Я почувствовал, что закипаю. Черт тебя побери, как ты смеешь рассуждать о таких вещах? Где ты был, когда мы восемнадцатилетними уходили в войска ООН — совершенно добровольно, потому что не могли иначе? Ты хоть представляешь, что это такое — прыгать на пулеметы? А убитых ты видел? Замученных?
Я сдержался и ничего не сказал, понимал, что не могут все поголовно жители Земли стать военными и контрразведчиками, мы дрались как раз за то, чтобы не осталось на планете военных…
— Рождение нового мира… — сказал я. — А вы подумали, в какой бардак превратится мир, когда ваша биоцивилизация начнет победное шествие по планете?
— Но ведь все совершится не в один миг. Десятки лет…
— Еще не лучше. Десятилетия хаоса, миллионы морально травмированных людей, на глазах которых распадается весь мир.
— При любых переменах, даже самых благотворных, есть пострадавшие, и немало. Но в отличие от всех прошлых перемен, сопровождавших переходные этапы, сейчас пострадавшим не грозят голод, смерть, физические страдания.
— Им грозит кое-что пострашнее, — сказал я. — У них не будет будущего, им предстоит жить в чужом будущем…
— Но ведь не бывает так, чтобы перемены удовлетворяли ВСЕХ. Поголовно. Вам не приходит в голову, что ваша позиция — позиция обывателя, смертельно ненавидящего любые перемены, потому что они связаны с определенными хлопотами и неудобствами?
— Скажите лучше, какую роль вы сами во всем этом играете, — сказал я.
— Небольшую, почти что никакой. Поймите, они не потерпели бы наставников и учителей. Просто я и еще несколько человек пытаемся осторожно исследовать, изучать, деликатнейшим образом подсказывать… Почему вы ничего не спрашиваете об экстремистах?

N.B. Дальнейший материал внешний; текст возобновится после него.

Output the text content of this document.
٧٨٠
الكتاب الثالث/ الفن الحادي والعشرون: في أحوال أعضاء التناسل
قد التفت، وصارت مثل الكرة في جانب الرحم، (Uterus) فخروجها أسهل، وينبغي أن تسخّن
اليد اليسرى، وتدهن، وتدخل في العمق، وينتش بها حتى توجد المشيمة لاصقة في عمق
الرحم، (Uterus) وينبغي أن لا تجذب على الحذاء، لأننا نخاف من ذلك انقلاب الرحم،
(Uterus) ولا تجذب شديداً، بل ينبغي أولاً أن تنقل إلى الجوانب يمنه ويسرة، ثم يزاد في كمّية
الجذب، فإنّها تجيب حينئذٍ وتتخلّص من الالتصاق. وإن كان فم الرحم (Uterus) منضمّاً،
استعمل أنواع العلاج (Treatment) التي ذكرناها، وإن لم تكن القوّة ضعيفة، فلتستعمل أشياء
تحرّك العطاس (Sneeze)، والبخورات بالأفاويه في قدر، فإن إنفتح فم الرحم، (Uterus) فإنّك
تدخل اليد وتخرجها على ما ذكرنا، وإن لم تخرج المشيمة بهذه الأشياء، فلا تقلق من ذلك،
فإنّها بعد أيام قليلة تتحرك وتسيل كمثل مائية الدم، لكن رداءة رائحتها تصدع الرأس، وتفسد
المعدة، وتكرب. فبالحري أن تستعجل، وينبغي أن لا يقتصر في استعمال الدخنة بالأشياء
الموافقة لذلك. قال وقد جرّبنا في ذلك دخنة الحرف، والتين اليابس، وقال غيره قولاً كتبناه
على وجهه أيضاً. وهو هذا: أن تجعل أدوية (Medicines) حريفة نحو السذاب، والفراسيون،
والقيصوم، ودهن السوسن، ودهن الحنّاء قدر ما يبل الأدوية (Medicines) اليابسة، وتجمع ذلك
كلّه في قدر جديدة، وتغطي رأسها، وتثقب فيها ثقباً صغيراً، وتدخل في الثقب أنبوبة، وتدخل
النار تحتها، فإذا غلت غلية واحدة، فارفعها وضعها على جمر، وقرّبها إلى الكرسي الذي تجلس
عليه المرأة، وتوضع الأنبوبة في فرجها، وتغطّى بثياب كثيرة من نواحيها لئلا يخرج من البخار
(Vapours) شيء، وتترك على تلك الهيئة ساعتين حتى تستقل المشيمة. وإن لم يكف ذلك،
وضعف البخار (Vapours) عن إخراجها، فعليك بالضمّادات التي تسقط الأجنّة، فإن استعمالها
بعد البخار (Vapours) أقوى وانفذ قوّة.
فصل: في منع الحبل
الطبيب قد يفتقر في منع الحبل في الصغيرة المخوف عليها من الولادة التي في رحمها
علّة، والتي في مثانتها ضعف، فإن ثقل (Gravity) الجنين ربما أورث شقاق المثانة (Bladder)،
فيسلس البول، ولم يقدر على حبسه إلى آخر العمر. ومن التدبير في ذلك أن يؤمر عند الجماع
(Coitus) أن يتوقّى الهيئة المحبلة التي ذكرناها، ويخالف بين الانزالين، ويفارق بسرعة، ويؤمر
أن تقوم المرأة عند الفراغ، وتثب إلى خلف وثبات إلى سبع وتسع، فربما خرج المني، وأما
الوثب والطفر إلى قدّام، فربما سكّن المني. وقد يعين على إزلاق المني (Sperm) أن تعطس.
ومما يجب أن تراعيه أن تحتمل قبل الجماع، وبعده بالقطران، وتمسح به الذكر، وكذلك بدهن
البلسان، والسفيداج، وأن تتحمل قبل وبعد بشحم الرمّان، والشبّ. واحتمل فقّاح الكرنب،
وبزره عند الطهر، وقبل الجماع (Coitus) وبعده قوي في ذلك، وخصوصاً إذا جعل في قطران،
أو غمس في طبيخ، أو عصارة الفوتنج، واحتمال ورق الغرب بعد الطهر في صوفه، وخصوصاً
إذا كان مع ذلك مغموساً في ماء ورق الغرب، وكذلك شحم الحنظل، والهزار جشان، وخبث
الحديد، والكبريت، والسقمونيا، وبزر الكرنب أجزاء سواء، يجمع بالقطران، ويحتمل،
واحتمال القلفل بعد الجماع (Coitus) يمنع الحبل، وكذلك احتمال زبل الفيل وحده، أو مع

— Вот они-то как раз меня мало интересуют. Знаете, Даниэль, больше всего меня удивляют не всевозможные чудеса, а то, как молниеносно реагирует на них всякая сволочь и пытается использовать в своих целях. Столько раз сталкивался… Все мне и так ясно — прослышали, явились, шантажировали. Чем они вас пугали — что станут стрелять в детей? Воду в водопроводе отравят? Алису похитят?
— Откуда вы знаете?
— Господи, я их вылавливаю который уж год, знаю от и до… Итак, они вас шантажировали, и вы, начавши с ними игру, тем временем отправили в нашу дублинскую штаб-квартиру призыв о помощи… — Я усмехнулся и показал на стол, на исписанные листы. — Узнаю почерк. Так вот, Даниэль. Я верю всему, что вы мне рассказали. И именно поэтому запускаю машину. И не нужно считать меня палачом, а вас — жертвой. Будь у вас возможность помешать мне, вы бы помешали?
— Да.
— Вот видите. А вы бы _д_е_й_с_т_в_о_в_а_л_и_. Так что — не нужно насчет палачей. Я тот, кто победил, а вы тот, кто проиграл. Две разновидности добра. Потомки разберутся. Такая уж завидная судьба у потомков — они смотрят на прошлое отстранение, объективно и беспристрастно, они раскладывают все по полочкам, приклеивают этикетки, возносят и низвергают, раздают награды и волокут за ноги на свалку истории. Они где-то там, впереди, а мы — здесь, живем и боремся, мы, возможно, не во всем правы, но не ошибается только тот, кто ничего не делает. Во что превратился бы мир, действуй мы, лишь имея стопроцентные гарантии успеха? Честь имею.
Я щелкнул каблуками, поклонился и вышел. Спустился в сад и закрыл за собой калитку, ощущая даже легкое разочарование — неужели вот так легко все кончится? …Крохотная кассета вошла в гнездо. Я нажал кнопку.
— Плохо, да? — раздался спокойный голос Некера. — Так вот, решения я тебе подсказать не могу. Не вправе. Я только хочу спросить — готов ли ты, принимая свое решение, войти в Большую Историю? К суду потомков по самому большому счету? Больше мне тебе сказать нечего…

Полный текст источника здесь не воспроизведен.